At the beginning, Dr. Ariely recalls a story told by a student about changing a lock. The locksmith he called turned out to be a philosopher and said that locks on doors are only needed to keep honest people honest. There is one percent of people who will always behave honestly and never steal. Another percent will always behave dishonestly and constantly try to pick your lock and take your TV; locks are unlikely to protect you from inveterate thieves - these, if they really need to, will find a way to get into your house. The purpose of locks, the locksmith said, is to protect you from the 98% of mostly honest people who might be tempted to try to force your door if there were no lock on it.
So what is the nature of dishonesty? Ariely and his colleagues conducted an experiment in which participants were asked to solve as many problems as possible in 5 minutes. For money. The researchers experimented with the size of the reward and came to the conclusion that this factor did not have the expected effect on the outcome of the experiment. Moreover, when assigning the highest price for one solved problem, the number of cheating decreased. Perhaps in such conditions it was more difficult for participants to cheat, while maintaining a sense of their own honesty, Ariely suggests.

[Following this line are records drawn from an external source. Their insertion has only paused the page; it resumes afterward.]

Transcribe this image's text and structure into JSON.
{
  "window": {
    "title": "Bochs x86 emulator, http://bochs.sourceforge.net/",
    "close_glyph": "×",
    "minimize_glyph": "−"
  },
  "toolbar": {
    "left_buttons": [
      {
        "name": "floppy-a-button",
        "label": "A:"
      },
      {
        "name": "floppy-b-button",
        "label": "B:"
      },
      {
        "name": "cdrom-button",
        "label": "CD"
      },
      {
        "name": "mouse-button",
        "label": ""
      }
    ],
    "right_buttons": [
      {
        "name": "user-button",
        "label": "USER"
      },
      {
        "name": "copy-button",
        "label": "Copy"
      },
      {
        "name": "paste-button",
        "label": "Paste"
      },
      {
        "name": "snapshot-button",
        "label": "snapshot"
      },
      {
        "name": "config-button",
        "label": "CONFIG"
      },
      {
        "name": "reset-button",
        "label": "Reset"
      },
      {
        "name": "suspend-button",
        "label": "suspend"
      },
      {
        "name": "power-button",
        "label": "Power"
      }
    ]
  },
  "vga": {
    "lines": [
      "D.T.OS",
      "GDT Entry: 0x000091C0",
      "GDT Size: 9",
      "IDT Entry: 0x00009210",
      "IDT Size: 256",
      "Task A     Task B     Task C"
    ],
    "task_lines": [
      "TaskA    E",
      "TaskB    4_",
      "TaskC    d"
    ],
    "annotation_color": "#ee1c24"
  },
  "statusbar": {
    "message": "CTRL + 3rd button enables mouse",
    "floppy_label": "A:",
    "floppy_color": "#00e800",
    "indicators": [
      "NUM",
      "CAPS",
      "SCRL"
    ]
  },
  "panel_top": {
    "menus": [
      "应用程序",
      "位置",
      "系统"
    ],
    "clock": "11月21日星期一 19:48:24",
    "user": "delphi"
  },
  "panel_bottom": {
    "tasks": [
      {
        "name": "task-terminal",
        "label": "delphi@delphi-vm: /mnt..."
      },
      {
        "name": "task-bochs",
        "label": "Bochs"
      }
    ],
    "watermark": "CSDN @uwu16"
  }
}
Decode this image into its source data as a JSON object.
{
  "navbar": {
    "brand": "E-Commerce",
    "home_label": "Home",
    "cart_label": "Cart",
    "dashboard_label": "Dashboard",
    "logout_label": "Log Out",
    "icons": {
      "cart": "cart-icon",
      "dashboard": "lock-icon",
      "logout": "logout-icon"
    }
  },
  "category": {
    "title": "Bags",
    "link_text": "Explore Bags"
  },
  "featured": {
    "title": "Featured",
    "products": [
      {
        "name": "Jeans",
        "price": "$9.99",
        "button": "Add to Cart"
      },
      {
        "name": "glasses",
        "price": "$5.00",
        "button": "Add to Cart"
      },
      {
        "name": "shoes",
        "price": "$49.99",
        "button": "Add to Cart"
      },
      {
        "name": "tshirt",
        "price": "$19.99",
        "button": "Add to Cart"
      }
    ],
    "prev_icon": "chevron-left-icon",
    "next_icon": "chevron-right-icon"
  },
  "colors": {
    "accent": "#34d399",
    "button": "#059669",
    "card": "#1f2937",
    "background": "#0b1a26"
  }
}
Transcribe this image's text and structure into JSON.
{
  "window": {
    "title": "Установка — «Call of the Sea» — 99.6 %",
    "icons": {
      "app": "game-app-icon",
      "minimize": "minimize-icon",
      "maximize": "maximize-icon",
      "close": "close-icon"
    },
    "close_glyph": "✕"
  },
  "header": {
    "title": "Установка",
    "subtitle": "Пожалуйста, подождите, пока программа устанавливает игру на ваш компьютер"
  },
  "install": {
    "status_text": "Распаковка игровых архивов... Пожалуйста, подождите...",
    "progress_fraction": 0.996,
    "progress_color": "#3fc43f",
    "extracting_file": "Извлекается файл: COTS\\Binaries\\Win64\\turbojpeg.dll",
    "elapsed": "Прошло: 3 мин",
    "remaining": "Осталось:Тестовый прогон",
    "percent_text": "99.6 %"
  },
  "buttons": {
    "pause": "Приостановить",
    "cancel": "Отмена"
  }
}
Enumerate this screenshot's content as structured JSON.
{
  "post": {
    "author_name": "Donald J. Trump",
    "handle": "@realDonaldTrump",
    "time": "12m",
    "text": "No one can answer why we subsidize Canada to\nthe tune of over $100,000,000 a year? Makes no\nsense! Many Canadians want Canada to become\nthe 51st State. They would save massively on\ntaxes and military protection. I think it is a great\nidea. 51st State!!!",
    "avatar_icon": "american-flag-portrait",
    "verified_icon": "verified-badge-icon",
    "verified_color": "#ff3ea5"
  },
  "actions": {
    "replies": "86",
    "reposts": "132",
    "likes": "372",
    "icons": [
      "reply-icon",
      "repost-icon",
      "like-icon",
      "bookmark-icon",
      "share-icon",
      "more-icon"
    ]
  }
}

Changing the probability of being caught red-handed also does not affect the final results. In order to verify this, the scientists introduced a "blind" leader into the experiment, allowing the subjects to take payment from the common basket according to their results.
In the second part of the experiment, the reward for cleverness was not money, but tokens (which could then be exchanged for money). It turned out that the more indirect the benefit that can be obtained from fraud, the greater the chance that a person will succumb to the temptation to cheat.
A person is also encouraged to lie by the certainty that he is not the only one lying. At a certain stage, a fake "student David" was included in the scenario, who, a minute after the start of the experiment, declared that he had solved all the problems and, winking happily, left with a wad of money. After such impudence, the "performance" of the participants in the experiment, compared to the control group, jumped three times. Like, if he can, why can't I?
Among other factors that increase the tendency to deceive, Ariely cites mental exhaustion, when it is easier for a person to cheat in small ways than to honestly complete a difficult task. And also the understanding that lying will benefit not the deceiver himself, but a certain "team." And a lie for salvation, when a person gets used to "embellishing reality" for the sake of some good (in his opinion) goals.